Medical Humanities lecture: Theatre, Photography, Empathy & Healing

11 Aug 2017
11 Aug 2017

Photos from Derrick's 'One in Nine' cancer series
As part of the 2017 Medical Humanities lecture series, the School of African and Gender Studies, Anthropology and Linguistics, and the Institute for Creative Arts (ICA) proudly present photographer Tracey Derrick and mediator and academic Ruth Levin-Vorster on Wednesday 23 August.

Derrick and Levin-Vorster will present Theatre, Photography, Empathy & Healing – an exploration of narratives of healing and interdisciplinary approaches to wellbeing.

Derrick's presentation focuses on the road of photographic portraiture as a vehicle for charting her family's experience of cancer. She embarked to live her cancer through the lens of capturing not only the surgical and medical procedures, but also the intimate work of including her children in the journey to recovery, with dressing up, the wearing of wigs, the making of body casts, and other forms of creative storytelling captured in digital time. The seminar will include a presentation of Derrick's photographic journey of self-reflection and healing, with a discussion of her work as a leading photographer whose subject prior to illness lay beyond her immediate bodily experience. 

Levin-Vorster's career as a theatre director led her to a recognition that the deep process work of developing a character also had the capacity to enhance emotional and relational health, which in turn influences mental wellbeing and physical resilience. Having become increasingly interested in empathy in the context of divisive spaces, Levin-Vorster reflects on the intersections of theatre, empathy, and relational health, and on vulnerability and connection as the key tenants of empathy and the bedrock of theatre. She will talk to the embodied element of relationships, which is emerging in brain-body science as a significant factor in both empathy and lived experience as well as talking to the challenges and limitations within empathy. Drawing on examples from her own work, she will evoke ways in which the medical humanities might facilitate a conversation around such an interdisciplinary approach to well being.

Tracey Derrick is a portrait and documentary photographer whose projects are primarily concerned with social and community issues. She has photographed, amongst others, the Namibian Himba, sangomas in Khayelitsha, African refugees, Cape Town sex workers, and women prisoners in Malmesbury. She has continually taught and conducted photography workshops, and has participated extensively in exhibitions both locally and internationally.

Photos from Derrick's 'One in Nine' cancer series
Ruth Levin-Vorster is a facilitator of Interpersonal Communication and a mediator. She holds an MA in Theatre and Performance from UCT, and an undergraduate Diploma in Acting from the Drama Centre in London. After fifteen years as a theatre director in London and South Africa, she expanded her knowledge with interpersonal neurobiology, psychology and mindfulness and weaves these areas of interest into her creative processes for shifting the spaces between people from judgment to connection. See more at: www.createbridges.co.za

The presentation, followed by an open question and answer session, will take place from 6-7:30pm on Wednesday 23 August 2017 in the Anatomy Lecture Theatre, Old Medical School Building, UCT Hiddingh Campus, 31 – 37 Orange Street, Cape Town. 
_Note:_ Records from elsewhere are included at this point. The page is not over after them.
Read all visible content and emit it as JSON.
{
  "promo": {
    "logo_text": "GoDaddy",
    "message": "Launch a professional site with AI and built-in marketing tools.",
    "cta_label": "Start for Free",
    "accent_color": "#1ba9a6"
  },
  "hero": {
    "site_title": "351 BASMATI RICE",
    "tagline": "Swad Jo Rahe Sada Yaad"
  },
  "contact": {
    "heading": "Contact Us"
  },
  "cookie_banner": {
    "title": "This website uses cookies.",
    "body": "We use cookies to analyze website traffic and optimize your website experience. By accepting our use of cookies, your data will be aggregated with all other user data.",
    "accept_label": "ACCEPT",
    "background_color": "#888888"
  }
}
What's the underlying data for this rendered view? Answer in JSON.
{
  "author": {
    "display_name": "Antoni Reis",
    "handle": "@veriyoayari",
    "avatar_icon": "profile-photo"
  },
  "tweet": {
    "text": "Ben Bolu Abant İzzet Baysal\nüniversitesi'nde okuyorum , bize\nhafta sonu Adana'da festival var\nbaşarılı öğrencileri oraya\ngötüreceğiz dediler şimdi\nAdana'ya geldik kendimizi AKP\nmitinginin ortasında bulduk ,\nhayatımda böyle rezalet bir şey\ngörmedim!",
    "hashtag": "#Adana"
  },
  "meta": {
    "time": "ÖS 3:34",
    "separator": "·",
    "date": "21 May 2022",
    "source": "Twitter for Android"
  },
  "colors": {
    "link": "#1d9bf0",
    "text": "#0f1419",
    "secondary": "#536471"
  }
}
Refreshments will be served from 5:30pm. RSVP at ica@uct.ac.za

For more information, contact the ICA office: +27 21 650 7156 or mari.stimie@uct.ac.za.

About Medical Humanities

The Medical Humanities lecture series grows out of Medicine and the Arts – a post graduate course jointly offered every second year by Associate Professor of Anthropology (housed in the School of African and Gender Studies, Anthropology and Linguistics) Susan Levine and Professor Steve Reid of the Primary Health Care Directorate. The course aims to facilitate exploration and engagement within a peer group that transcends the disciplinary borders that shape knowledge production in the health sciences, the social sciences, and the arts, and to instil in students an appreciation of the international literature pertaining to health and the medical humanities.

About the ICA

The Institute for Creative Arts is an interdisciplinary institute in UCT’s 

Humanities Faculty – formerly the Gordon Institute for Performing and Creative Arts (GIPCA). The ICA facilitates research projects in the creative and performing arts that disrupt boundaries, while underscoring creative education and practice across discipline and faculty. Interdisciplinarity, live art and public spheres are key themes of the Institute, and projects are imbued with innovation, collaboration and a dialogue with urbanism and community. The ICA was launched on 5 April 2016 as a result of a grant from the Andrew W. Mellon Foundation.